As for the twentieth century, we have discussions of Adorno's reactions to the opera (in penetrating chapters by Berthold Hoeckner and Nikolaus Bacht), but there is nothing on political or feminist interpretations of the work. We must wait for others to assess, for example, the 1969 collaborative opera Reconstructie by the Dutch composer Peter Schat and others, where the United States is portrayed as a symbolic Don Giovanni who rapes Bolivia and Cuba. And we must turn elsewhere for a feminist critique of the (typical?) mid-century male views of William Mann, who opined that it would have been ‘beneficial’ to Donna Anna ‘if she had been pleasantly raped by Don Juan’ (The Operas of Mozart (London: Cassell, 1972), 468; for one response, see Kristi Brown-Montesano, Understanding the Women of Mozart's Operas (Berkeley, Los Angeles and London: University of California Press, 2007), 12–13).

Moral questions are never very far away from Don Giovanni, and many of them coalesce in the book in the excellent discussions of either the lieto fine ending (163, 164, 195, 196, 204, 205, 217, 228 and 236 – I give page numbers to compensate for the absence of an index) or the views of Kierkegaard (33, 34, 40, 42, 95, 108, 110–112, 119ff, 129, 141, 143, 146, 184, 185 and 228–229). It is Bernard Williams who most clearly challenges Kierkegaard's view that Don Giovanni was a passionate individual in pursuit of an ideal, by claiming that the Don is a ‘characterless’ being, an abstract ‘principle of vitality’, who does not have a clear relation to the social order or divine judgment (111) and who lacks any humanity (116) – a view that is difficult to square with the fact that he blushes and/or grows pale at various points in the opera (for example, at the end of the quartet in Act 1 Scene 12). As Nikolaus Bacht points out, Adorno has another reason for removing the Don's guilt, since all of his actions are ‘negations of unfreedom’ and they can only be explained by his ‘sociohistorical experience’ (234).

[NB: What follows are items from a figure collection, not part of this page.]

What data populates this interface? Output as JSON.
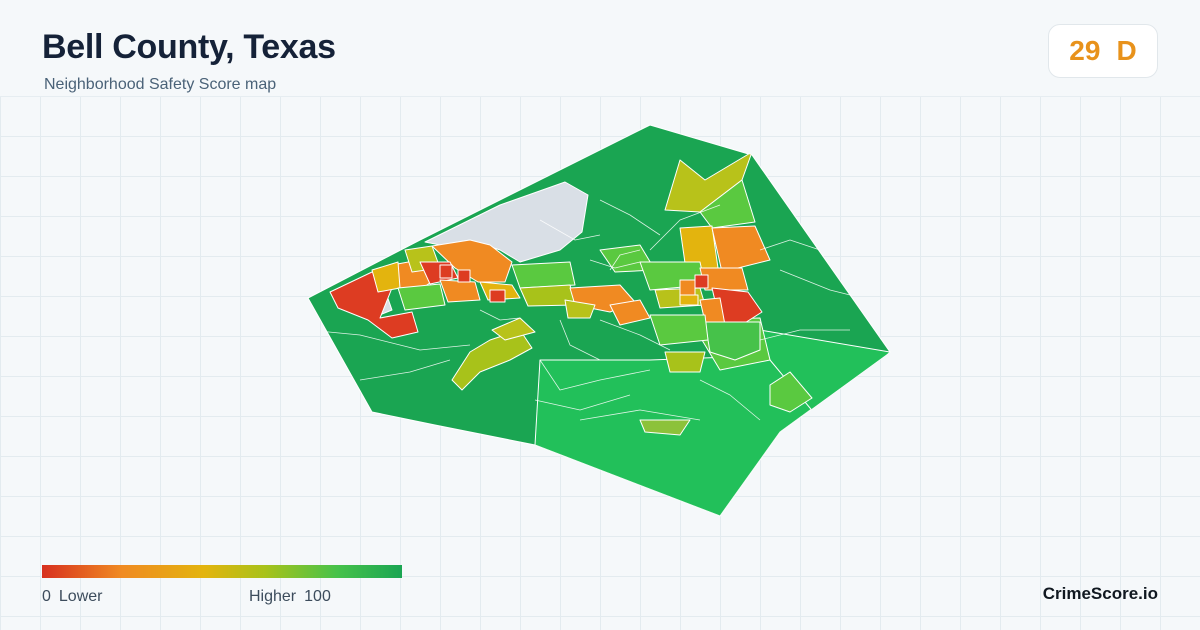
{
  "header": {
    "title": "Bell County, Texas",
    "subtitle": "Neighborhood Safety Score map"
  },
  "score": {
    "value": "29",
    "grade": "D",
    "color": "#e8921b"
  },
  "legend": {
    "min_value": "0",
    "min_label": "Lower",
    "max_label": "Higher",
    "max_value": "100",
    "colors": [
      "#d7301f",
      "#f08a22",
      "#e3b40e",
      "#a8c21a",
      "#46c24a",
      "#1aa552"
    ]
  },
  "map": {
    "region": "Bell County",
    "no_data_color": "#d9dfe6",
    "score_colors": {
      "lowest": "#dd3c22",
      "low": "#f08a22",
      "mid_low": "#e3b40e",
      "mid": "#b8c21a",
      "mid_high": "#5ac940",
      "high": "#22c05a",
      "highest": "#1aa552"
    }
  },
  "brand": "CrimeScore.io"
}
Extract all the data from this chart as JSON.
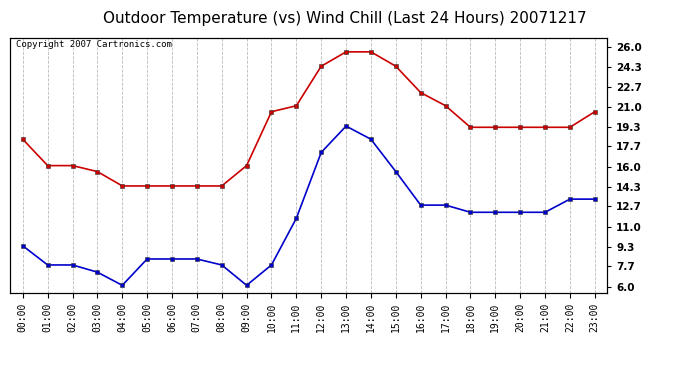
{
  "title": "Outdoor Temperature (vs) Wind Chill (Last 24 Hours) 20071217",
  "copyright": "Copyright 2007 Cartronics.com",
  "x_labels": [
    "00:00",
    "01:00",
    "02:00",
    "03:00",
    "04:00",
    "05:00",
    "06:00",
    "07:00",
    "08:00",
    "09:00",
    "10:00",
    "11:00",
    "12:00",
    "13:00",
    "14:00",
    "15:00",
    "16:00",
    "17:00",
    "18:00",
    "19:00",
    "20:00",
    "21:00",
    "22:00",
    "23:00"
  ],
  "temp_red": [
    18.3,
    16.1,
    16.1,
    15.6,
    14.4,
    14.4,
    14.4,
    14.4,
    14.4,
    16.1,
    20.6,
    21.1,
    24.4,
    25.6,
    25.6,
    24.4,
    22.2,
    21.1,
    19.3,
    19.3,
    19.3,
    19.3,
    19.3,
    20.6
  ],
  "wind_blue": [
    9.4,
    7.8,
    7.8,
    7.2,
    6.1,
    8.3,
    8.3,
    8.3,
    7.8,
    6.1,
    7.8,
    11.7,
    17.2,
    19.4,
    18.3,
    15.6,
    12.8,
    12.8,
    12.2,
    12.2,
    12.2,
    12.2,
    13.3,
    13.3
  ],
  "red_color": "#cc0000",
  "blue_color": "#0000cc",
  "marker": "s",
  "marker_size": 3,
  "line_width": 1.2,
  "bg_color": "#ffffff",
  "grid_color": "#bbbbbb",
  "yticks": [
    6.0,
    7.7,
    9.3,
    11.0,
    12.7,
    14.3,
    16.0,
    17.7,
    19.3,
    21.0,
    22.7,
    24.3,
    26.0
  ],
  "ylim": [
    5.5,
    26.8
  ],
  "title_fontsize": 11,
  "copyright_fontsize": 6.5
}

What lies behind these two apologias is the notion that it is chance – or divine fortune, if you will – that leads one person to behave as if he or she is ethical and another as if he or she is not. Therefore, should unpleasant things happen as a consequence of the Don's actions, he might possibly feel some kind of regret (as he seems to over Elvira) for vicarious reasons, but he is not responsible for feeling remorse; and although he may offer recompense (as he perhaps attempts to do in relation to Masetto), that recompense should not be taken as a reparation. These issues dig deeply into philosophical ethics, and might have been better covered by a different essay from Bernard Williams (for example, his article on moral luck in his book of the same name, Moral Luck: Philosophical Papers, 1973–80 (Cambridge: Cambridge University Press, 1981), 20–39). Even so, the fact that such complex questions are raised at all serves as a vivid indication of the many rich seams of enquiry that this book uncovers. Don Giovanni will never be quite the same again.